In terms of business models, we recently began experimenting with Emerald Select, allowing libraries to purchase titles that meet their needs across our collections while helping support local authorship.

Across the business, we are particularly focused on the role our authors and their research play in the face of grand challenges. In September 2015, the U.N. and its Member States adopted an agenda to end poverty, protect the planet, and ensure prosperity for all. These Sustainable Development Goals (SDGs) are a set of 17 Global Goals, that in order to be reached need us all to work together across government, the private sector, and civilians. I think the academic book plays a unique role here, as it is a little freer from the confines of citation concerns and co-authorship like you see at the journal article level. A book by nature can therefore be more interdisciplinary and bring together the kind of minds and research needed to examine and solve the grand challenges of our times.

 

What other developments will the session cover?

We’ll be discussing research impact measures, both qualitative and quantitative, including the role of the publisher and students, book citations and altmetrics . We’ll also delve into the library as publisher like Michigan Publishing, how integrated media and visual storytelling are an important part of our landscape (via 3D content, custom platforms and rise and pause of Books in Browsers), and we’ll discuss subject portals like MIT’s CogNet, and collaborative/author-driven publishing platforms like PubPub. No talk about the future of scholarly publishing would be complete without discussing OA—we’ll focus on cross-collecting OA content—and we’ll delve into open education resources for classroom use (like what Clemson is doing).

 

You mention the unique place books hold in supporting Sustainable Development Goals and solving Grand Challenges. How important is it for researchers to consider the impact of their work beyond academia?
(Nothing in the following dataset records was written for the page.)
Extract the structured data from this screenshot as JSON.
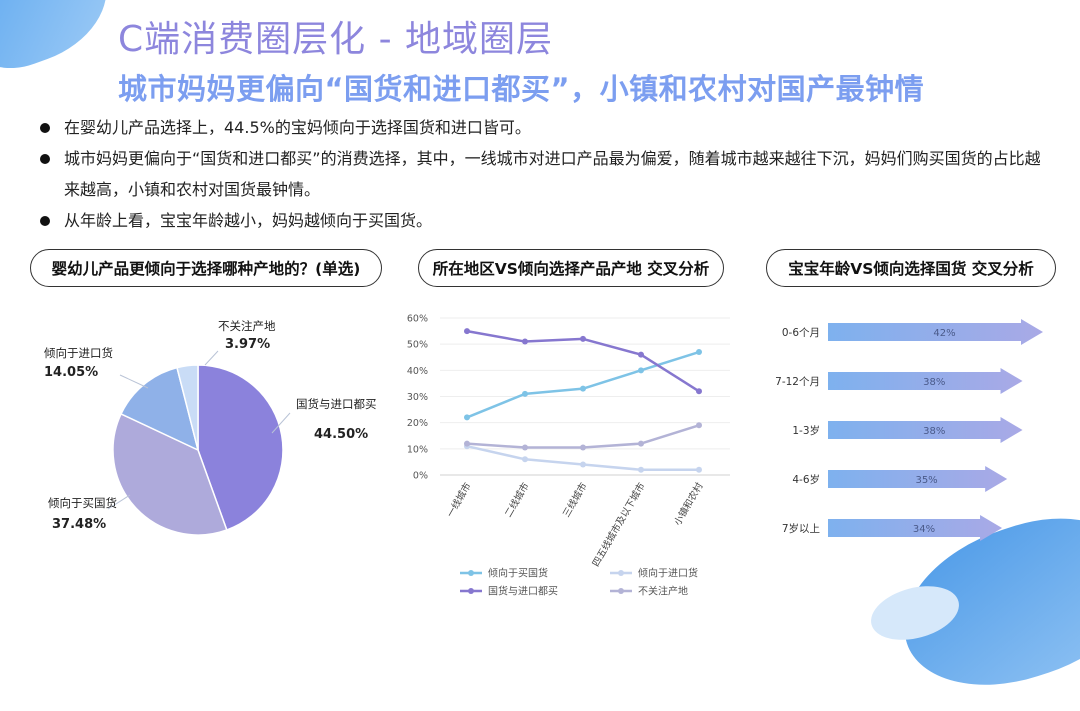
{
  "title": "C端消费圈层化 - 地域圈层",
  "subtitle": "城市妈妈更偏向“国货和进口都买”，小镇和农村对国产最钟情",
  "bullets": [
    "在婴幼儿产品选择上，44.5%的宝妈倾向于选择国货和进口皆可。",
    "城市妈妈更偏向于“国货和进口都买”的消费选择，其中，一线城市对进口产品最为偏爱，随着城市越来越往下沉，妈妈们购买国货的占比越来越高，小镇和农村对国货最钟情。",
    "从年龄上看，宝宝年龄越小，妈妈越倾向于买国货。"
  ],
  "chart_data": [
    {
      "type": "pie",
      "title": "婴幼儿产品更倾向于选择哪种产地的？(单选)",
      "slices": [
        {
          "name": "国货与进口都买",
          "label": "44.50%",
          "value": 44.5,
          "color": "#8b82dc"
        },
        {
          "name": "倾向于买国货",
          "label": "37.48%",
          "value": 37.48,
          "color": "#aeaadb"
        },
        {
          "name": "倾向于进口货",
          "label": "14.05%",
          "value": 14.05,
          "color": "#8fb1e8"
        },
        {
          "name": "不关注产地",
          "label": "3.97%",
          "value": 3.97,
          "color": "#c9dcf6"
        }
      ]
    },
    {
      "type": "line",
      "title": "所在地区VS倾向选择产品产地 交叉分析",
      "categories": [
        "一线城市",
        "二线城市",
        "三线城市",
        "四五线城市及以下城市",
        "小镇和农村"
      ],
      "ylim": [
        0,
        60
      ],
      "yticks": [
        "0%",
        "10%",
        "20%",
        "30%",
        "40%",
        "50%",
        "60%"
      ],
      "series": [
        {
          "name": "倾向于买国货",
          "values": [
            22,
            31,
            33,
            40,
            47
          ],
          "color": "#7ec3e6"
        },
        {
          "name": "倾向于进口货",
          "values": [
            11,
            6,
            4,
            2,
            2
          ],
          "color": "#c6d4ee"
        },
        {
          "name": "国货与进口都买",
          "values": [
            55,
            51,
            52,
            46,
            32
          ],
          "color": "#8677cf"
        },
        {
          "name": "不关注产地",
          "values": [
            12,
            10.5,
            10.5,
            12,
            19
          ],
          "color": "#b3b3d6"
        }
      ]
    },
    {
      "type": "bar",
      "title": "宝宝年龄VS倾向选择国货 交叉分析",
      "categories": [
        "0-6个月",
        "7-12个月",
        "1-3岁",
        "4-6岁",
        "7岁以上"
      ],
      "values": [
        42,
        38,
        38,
        35,
        34
      ],
      "labels": [
        "42%",
        "38%",
        "38%",
        "35%",
        "34%"
      ],
      "xlim": [
        0,
        42
      ]
    }
  ]
}
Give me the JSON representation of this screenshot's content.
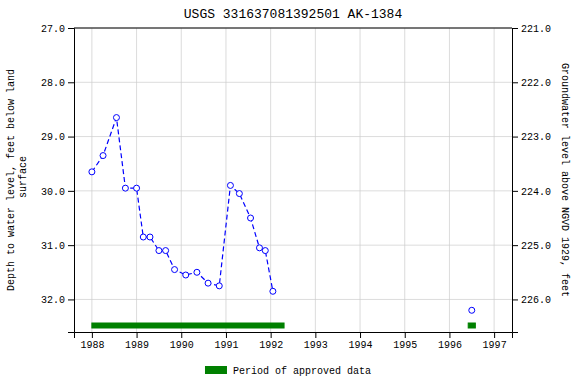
{
  "chart_data": {
    "type": "line",
    "title": "USGS 331637081392501 AK-1384",
    "ylabel": "Depth to water level, feet below land\n surface",
    "y2label": "Groundwater level above NGVD 1929, feet",
    "xlim": [
      1987.6,
      1997.4
    ],
    "xticks": [
      1988,
      1989,
      1990,
      1991,
      1992,
      1993,
      1994,
      1995,
      1996,
      1997
    ],
    "ylim": [
      32.6,
      27.0
    ],
    "yticks": [
      {
        "value": 27.0,
        "label": "27.0"
      },
      {
        "value": 28.0,
        "label": "28.0"
      },
      {
        "value": 29.0,
        "label": "29.0"
      },
      {
        "value": 30.0,
        "label": "30.0"
      },
      {
        "value": 31.0,
        "label": "31.0"
      },
      {
        "value": 32.0,
        "label": "32.0"
      }
    ],
    "y2lim": [
      226.6,
      221.0
    ],
    "y2ticks": [
      {
        "value": 221.0,
        "label": "221.0"
      },
      {
        "value": 222.0,
        "label": "222.0"
      },
      {
        "value": 223.0,
        "label": "223.0"
      },
      {
        "value": 224.0,
        "label": "224.0"
      },
      {
        "value": 225.0,
        "label": "225.0"
      },
      {
        "value": 226.0,
        "label": "226.0"
      }
    ],
    "grid": true,
    "legend": "bottom",
    "series": [
      {
        "color": "blue",
        "marker": "circle",
        "line_style": "dashed",
        "x": [
          1988.0,
          1988.25,
          1988.55,
          1988.75,
          1989.0,
          1989.15,
          1989.3,
          1989.5,
          1989.65,
          1989.85,
          1990.1,
          1990.35,
          1990.6,
          1990.85,
          1991.1,
          1991.3,
          1991.55,
          1991.75,
          1991.88,
          1992.05
        ],
        "values": [
          29.65,
          29.35,
          28.65,
          29.95,
          29.95,
          30.85,
          30.85,
          31.1,
          31.1,
          31.45,
          31.55,
          31.5,
          31.7,
          31.75,
          29.9,
          30.05,
          30.5,
          31.05,
          31.1,
          31.85
        ]
      },
      {
        "color": "blue",
        "marker": "circle",
        "line_style": "none",
        "x": [
          1996.5
        ],
        "values": [
          32.2
        ]
      }
    ],
    "bands": {
      "name": "Period of approved data",
      "color": "#008000",
      "ranges": [
        [
          1988.0,
          1992.3
        ],
        [
          1996.42,
          1996.58
        ]
      ]
    }
  }
}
Very important! Emerald is especially passionate about that - our brand strapline is Nurturing Fresh Thinking that Makes an Impact. But what counts as impact? You could say that there are three kinds: 1) influence, meaning academic (citations), 2) attention, as in wider awareness through the media or consultancy, and 3) change, demonstrating public, industry, and policy engagement, where research can realize measurable change in the real world. 

I think we're seeing a big shift at this point in scholarly publishing - for example, the UK now has a national assessment of the relationship between research and its impact and societal benefit via the Research Excellence Framework (REF). While presently there is no parallel in the US, the REF funding body appeals to a mission to embed 'a culture in which excellent research departments consistently engage with business, the public sector and civil society organizations, and are committed to carrying new ideas through to beneficial outcomes.' 

This movement toward institutions actively managing their impact will increasingly link government, industry and private sources in terms of funding, and channel how academic research is launched, packaged and disseminated with an eye toward success and positive change outside the ivory tower.

 

What else are you hoping to learn at this year’s Charleston Conference?

It's my first time attending the conference, so I’m looking forward to everything!

I'm also really excited (and a little nervous!) to be sharing the stage with such industry heavyweights as Peter Brantley (UC Davis), Beth Bernhardt (UNC Greensboro), Gita Manaktala (MIT Press), Charles Watkinson (University of Michigan), Andrew Wesolek (Clemson), and Ann Beynon (Clarivate Analytics). I feel lucky to be sharing ideas and learning from them. I’m also looking forward to hearing more about global purchasing trends, measureable collection outcomes outside of regular usage statistics, and how outside funding fits into the OA publishing ecosystem and future landscape. And I’m looking forward to networking at the receptions and enjoying the Lowcountry cuisine, of course!